Another consumer-price index, another big market move.
U.S. stocks mounted a remarkable turnaround on Thursday with the Dow Jones Industrial Average surging nearly 1,500 points from peak to trough, after a sharp selloff early in session sparked by hotter-than-expected U.S. inflation data.
The consumer-price index increased 0.4% in September, higher than the 0.3% consensus forecast polled by Dow Jones, according to the Bureau of Labor Statistics. Excluding volatile food and energy prices, the core CPI is even more worrisome, jumping a sharp 0.6% against the estimate of a 0.4% increase.
“They’re just not good news,” said Chris Campbell, chief policy strategist at Kroll. “What they (Federal Reserve) have done has not yet worked, so they brought out the big guns by raising interest rates, and more of the smaller guns by instituting quantitative tightening, but even those two together have not borne fruit.”

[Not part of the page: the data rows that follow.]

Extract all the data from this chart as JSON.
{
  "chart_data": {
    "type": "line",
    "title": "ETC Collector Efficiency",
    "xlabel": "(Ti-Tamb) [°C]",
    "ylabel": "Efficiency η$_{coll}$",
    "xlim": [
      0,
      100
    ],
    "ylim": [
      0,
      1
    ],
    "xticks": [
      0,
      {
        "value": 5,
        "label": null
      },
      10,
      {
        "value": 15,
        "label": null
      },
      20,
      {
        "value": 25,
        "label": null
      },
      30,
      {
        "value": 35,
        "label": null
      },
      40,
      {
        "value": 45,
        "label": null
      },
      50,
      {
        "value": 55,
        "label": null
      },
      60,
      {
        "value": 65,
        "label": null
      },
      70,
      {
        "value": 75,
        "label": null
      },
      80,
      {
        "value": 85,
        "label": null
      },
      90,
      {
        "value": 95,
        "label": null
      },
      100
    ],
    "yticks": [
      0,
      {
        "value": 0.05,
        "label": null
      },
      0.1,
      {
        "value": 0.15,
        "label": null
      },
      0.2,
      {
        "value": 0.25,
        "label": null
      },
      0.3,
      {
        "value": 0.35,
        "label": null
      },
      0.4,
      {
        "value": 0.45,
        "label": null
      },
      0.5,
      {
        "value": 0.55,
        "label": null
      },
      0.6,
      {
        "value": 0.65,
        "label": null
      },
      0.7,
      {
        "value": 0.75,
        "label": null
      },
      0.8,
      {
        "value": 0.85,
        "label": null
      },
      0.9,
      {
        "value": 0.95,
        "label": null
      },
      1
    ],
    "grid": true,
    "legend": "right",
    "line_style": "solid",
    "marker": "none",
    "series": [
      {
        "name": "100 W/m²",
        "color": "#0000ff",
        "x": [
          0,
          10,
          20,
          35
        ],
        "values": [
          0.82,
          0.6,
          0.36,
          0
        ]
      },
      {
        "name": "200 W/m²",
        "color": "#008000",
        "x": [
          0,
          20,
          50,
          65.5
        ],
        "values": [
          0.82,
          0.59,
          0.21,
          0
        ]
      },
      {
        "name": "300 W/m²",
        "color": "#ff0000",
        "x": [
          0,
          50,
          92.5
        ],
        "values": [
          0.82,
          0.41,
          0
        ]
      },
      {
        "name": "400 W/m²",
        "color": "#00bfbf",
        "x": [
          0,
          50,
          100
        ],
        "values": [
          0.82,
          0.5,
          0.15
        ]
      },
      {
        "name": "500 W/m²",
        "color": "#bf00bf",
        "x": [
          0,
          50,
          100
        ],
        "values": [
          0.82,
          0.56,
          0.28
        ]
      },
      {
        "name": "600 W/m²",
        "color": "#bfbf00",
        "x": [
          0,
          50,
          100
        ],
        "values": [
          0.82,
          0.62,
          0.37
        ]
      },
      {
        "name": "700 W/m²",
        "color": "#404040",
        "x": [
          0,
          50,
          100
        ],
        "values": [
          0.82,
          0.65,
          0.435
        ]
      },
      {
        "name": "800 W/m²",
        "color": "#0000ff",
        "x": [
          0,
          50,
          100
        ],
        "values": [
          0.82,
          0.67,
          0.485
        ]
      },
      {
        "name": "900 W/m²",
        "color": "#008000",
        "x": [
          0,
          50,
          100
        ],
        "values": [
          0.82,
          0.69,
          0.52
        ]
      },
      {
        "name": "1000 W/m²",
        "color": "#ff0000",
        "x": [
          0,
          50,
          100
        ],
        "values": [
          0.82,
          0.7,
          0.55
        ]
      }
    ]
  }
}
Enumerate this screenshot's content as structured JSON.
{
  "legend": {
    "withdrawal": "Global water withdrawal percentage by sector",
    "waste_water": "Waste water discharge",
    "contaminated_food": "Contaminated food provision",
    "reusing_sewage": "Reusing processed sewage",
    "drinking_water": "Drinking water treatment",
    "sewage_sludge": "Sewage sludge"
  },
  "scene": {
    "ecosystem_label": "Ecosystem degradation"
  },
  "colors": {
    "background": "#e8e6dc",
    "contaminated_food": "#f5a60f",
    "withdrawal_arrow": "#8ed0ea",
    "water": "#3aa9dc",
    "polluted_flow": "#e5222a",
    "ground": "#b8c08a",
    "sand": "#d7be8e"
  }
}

The hotter-than-expected inflation report sent three stock indexes tumbling early in the session with the S&P 500
plunging 2.4% to its lowest level since November 2020, but the large-cap index finished 2.6% higher led by gains in energy and financials stocks, a swing of over 5% in total. It was also the first time on record that the Dow has risen at least 800 points in the same trading day that it was down at least 500 points at its low, according to Dow Jones Market Data.
Michael Landsberg, chief investment officer at Landsberg Bennett Private Wealth, said what happened to stocks this morning was just a “knee-jerk reaction” and “you (stock market) are going to have to bounce here, but the trend is lower.”
Hot inflation readings have been responsible for some of the biggest declines for the S&P 500 occurring on or around CPI reporting days in 2022. Two of the S&P 500’s nine largest down days this year have come on days when CPI data was released, noted Nicholas Colas,co-founder of DataTrek Research. Without those nine down days, the S&P 500 would have been up 8.6% year-to-date through the end of last week, he wrote.
Why is the CPI data so moving?
The Federal Reserve has made getting a grip on inflation its objective.
“The Fed is to become more aggressive in their stance and those aggressive moves have a significant impact on the economy and (on) public and private markets and what everyday Americans probably live their lives,” said Campbell. “Slowing down the economy, there might be slowing down inflation and [that] also typically comes with a reduction in jobs. It comes with a decrease in wages. All of those issues deeply impact many hard working Americans.”
According to the CME Group’s FedWatch tool, as of Thursday afternoon, market participants priced in 96.6% odds of another 75 basis point hike at the Fed’s Nov. 1-2 meeting, and a 3.4% probability that the Fed will increase rates by 100 basis points.
Landsberg said the reason behind selloffs on CPI reporting days isn’t down to just the inflation data itself, but the fact that when investors see disappointing report, it tells them that the Fed is not stopping anytime.
“We don’t really have inflation coming down meaningfully in the middle of next year,” Landsberg said, killing the notion the Fed is set to pivot away from its aggressive tightening pace.
The Dow Jones Industrial Average
rose 2.8%, posting the largest one day percentage gain since Nov. 9, 2020, after dropping nearly 550 points at its session low. The Nasdaq Composite climbed 2.2%.